Un an s’est écoulé depuis la formalisation de sa charte et la création de sa confédération, et l’Alliance des États du Sahel (AES), qui regroupe le Mali, le Burkina Faso et le Niger, est de plus en plus sous le feu des projecteurs concernant sa capacité à honorer sa promesse fondamentale : la défense mutuelle. Face à une récente intensification des menaces sécuritaires et à des assauts djihadistes d’ampleur sur le territoire nigérien, l’absence d’une intervention armée conjointe et visible soulève de sérieuses interrogations tant parmi les populations locales que chez les observateurs régionaux.

Plusieurs éléments structurels et stratégiques expliquent cette inertie opérationnelle sur le terrain au Niger.

Des armées nationales sous pression constante

La principale contrainte réside dans la surcharge des forces armées nationales de chaque État membre.
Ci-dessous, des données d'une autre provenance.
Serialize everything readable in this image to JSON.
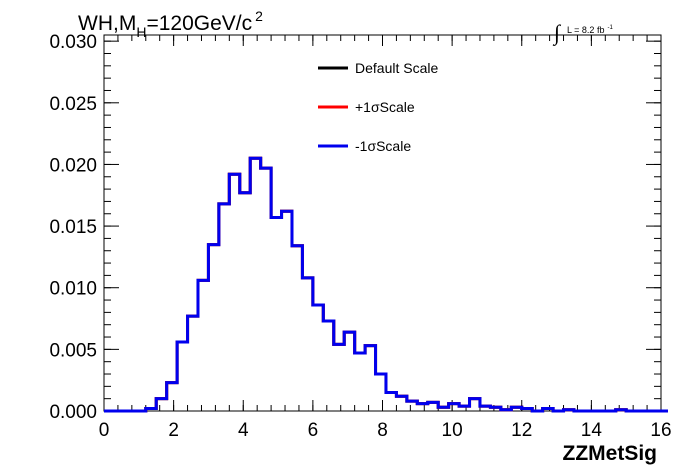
{
  "chart_data": {
    "type": "line",
    "title_parts": {
      "a": "WH,M",
      "sub": "H",
      "b": "=120GeV/c",
      "sup": "2"
    },
    "lumi_label": "L = 8.2 fb",
    "lumi_sup": "-1",
    "integral_symbol": "∫",
    "xlabel": "ZZMetSig",
    "ylabel": "",
    "xlim": [
      0,
      16
    ],
    "ylim": [
      0,
      0.0305
    ],
    "xticks": [
      {
        "v": 0,
        "label": "0"
      },
      {
        "v": 2,
        "label": "2"
      },
      {
        "v": 4,
        "label": "4"
      },
      {
        "v": 6,
        "label": "6"
      },
      {
        "v": 8,
        "label": "8"
      },
      {
        "v": 10,
        "label": "10"
      },
      {
        "v": 12,
        "label": "12"
      },
      {
        "v": 14,
        "label": "14"
      },
      {
        "v": 16,
        "label": "16"
      }
    ],
    "yticks": [
      {
        "v": 0,
        "label": "0.000"
      },
      {
        "v": 0.005,
        "label": "0.005"
      },
      {
        "v": 0.01,
        "label": "0.010"
      },
      {
        "v": 0.015,
        "label": "0.015"
      },
      {
        "v": 0.02,
        "label": "0.020"
      },
      {
        "v": 0.025,
        "label": "0.025"
      },
      {
        "v": 0.03,
        "label": "0.030"
      }
    ],
    "bin_width": 0.3,
    "bin_edges_start": 0,
    "grid": false,
    "legend_position": "top-center",
    "series": [
      {
        "name": "Default Scale",
        "color": "#000000",
        "values": [
          0,
          0,
          0,
          0,
          0.0002,
          0.001,
          0.0023,
          0.0056,
          0.0077,
          0.0106,
          0.0135,
          0.0168,
          0.0192,
          0.0177,
          0.0205,
          0.0197,
          0.0157,
          0.0162,
          0.0134,
          0.0108,
          0.0086,
          0.0073,
          0.0054,
          0.0064,
          0.0047,
          0.0053,
          0.003,
          0.0015,
          0.0012,
          0.0008,
          0.0006,
          0.0007,
          0.0003,
          0.0006,
          0.0004,
          0.001,
          0.0004,
          0.0003,
          0.0001,
          0.0003,
          0.0002,
          0,
          0.0002,
          0,
          0.0001,
          0,
          0,
          0,
          0,
          0.0001,
          0,
          0,
          0,
          0
        ]
      },
      {
        "name": "+1σScale",
        "color": "#ff0000",
        "values": [
          0,
          0,
          0,
          0,
          0.0002,
          0.001,
          0.0023,
          0.0056,
          0.0077,
          0.0106,
          0.0135,
          0.0168,
          0.0192,
          0.0177,
          0.0205,
          0.0197,
          0.0157,
          0.0162,
          0.0134,
          0.0108,
          0.0086,
          0.0073,
          0.0054,
          0.0064,
          0.0047,
          0.0053,
          0.003,
          0.0015,
          0.0012,
          0.0008,
          0.0006,
          0.0007,
          0.0003,
          0.0006,
          0.0004,
          0.001,
          0.0004,
          0.0003,
          0.0001,
          0.0003,
          0.0002,
          0,
          0.0002,
          0,
          0.0001,
          0,
          0,
          0,
          0,
          0.0001,
          0,
          0,
          0,
          0
        ]
      },
      {
        "name": "-1σScale",
        "color": "#0000ee",
        "values": [
          0,
          0,
          0,
          0,
          0.0002,
          0.001,
          0.0023,
          0.0056,
          0.0077,
          0.0106,
          0.0135,
          0.0168,
          0.0192,
          0.0177,
          0.0205,
          0.0197,
          0.0157,
          0.0162,
          0.0134,
          0.0108,
          0.0086,
          0.0073,
          0.0054,
          0.0064,
          0.0047,
          0.0053,
          0.003,
          0.0015,
          0.0012,
          0.0008,
          0.0006,
          0.0007,
          0.0003,
          0.0006,
          0.0004,
          0.001,
          0.0004,
          0.0003,
          0.0001,
          0.0003,
          0.0002,
          0,
          0.0002,
          0,
          0.0001,
          0,
          0,
          0,
          0,
          0.0001,
          0,
          0,
          0,
          0
        ]
      }
    ]
  }
}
Chaque nation africaine composant l’alliance est déjà confrontée à des menaces sécuritaires intenses sur son propre sol :

  • Au Mali : L’armée malienne et ses partenaires sont principalement engagés dans la sécurisation du Nord et du Centre du pays face au JIM (Cadre stratégique permanent et groupes liés à Al-Qaïda).
  • Au Burkina Faso : Plus de la moitié du territoire demeure sous la pression incessante d’attaques terroristes récurrentes.
  • Au Niger : Les forces armées nigériennes doivent simultanément sécuriser la zone des trois frontières (Liptako-Gourma) face au Groupe de soutien à l’islam et aux musulmans (GSIM) et à l’État islamique au Grand Sahara (EIGS), tout en maintenant une vigilance accrue dans le bassin du lac Tchad.

Dans ce contexte difficile, aucun des trois États ne dispose de réserves stratégiques suffisantes pour projeter un contingent militaire significatif chez un voisin sans risquer de fragiliser son propre dispositif de défense nationale.

Les défis logistiques d’une force unifiée

Bien que la décision politique d’unifier les forces ait été prise lors des sommets de la Confédération de l’AES, la mise en œuvre pratique de cette force conjointe se heurte à des réalités matérielles complexes :

  • Interopérabilité et commandement : Coordonner des doctrines militaires distinctes et établir une chaîne de commandement intégrée et efficace demande un temps considérable et des réseaux de transmission sécurisés.
  • Support aérien et renseignement : La projection de troupes sur les vastes étendues du Sahel exige des moyens importants en transport blindé, en ravitaillement et en renseignement aérien (drones, aviation de chasse), des capacités qui restent limitées et fortement sollicitées au niveau local.

Le rôle des partenaires extérieurs

Le retrait des forces militaires traditionnelles (notamment la France et la mission onusienne MINUSMA) a conduit les trois régimes militaires à réorienter leurs partenariats, notamment vers la Russie, avec le déploiement du corps paramilitaire Africa Corps. Cependant, ces forces d’appui sont principalement déployées dans le cadre de contrats bilatéraux et n’ont pas pour vocation première de mener des opérations transfrontalières sous la bannière de l’AES.

Un choix stratégique orienté vers le renseignement

Au-delà d’une projection de troupes de grande envergure, les autorités de l’AES mettent en avant une autre forme de coopération : le partage de renseignements et les opérations ciblées aux frontières. Pour les états-majors des nations africaines du Sahel, l’intervention ne se manifeste pas nécessairement par un déploiement massif et visible, mais plutôt par des actions coordonnées dans la zone des trois frontières, où chaque armée opère en priorité depuis son propre territoire pour une efficacité accrue.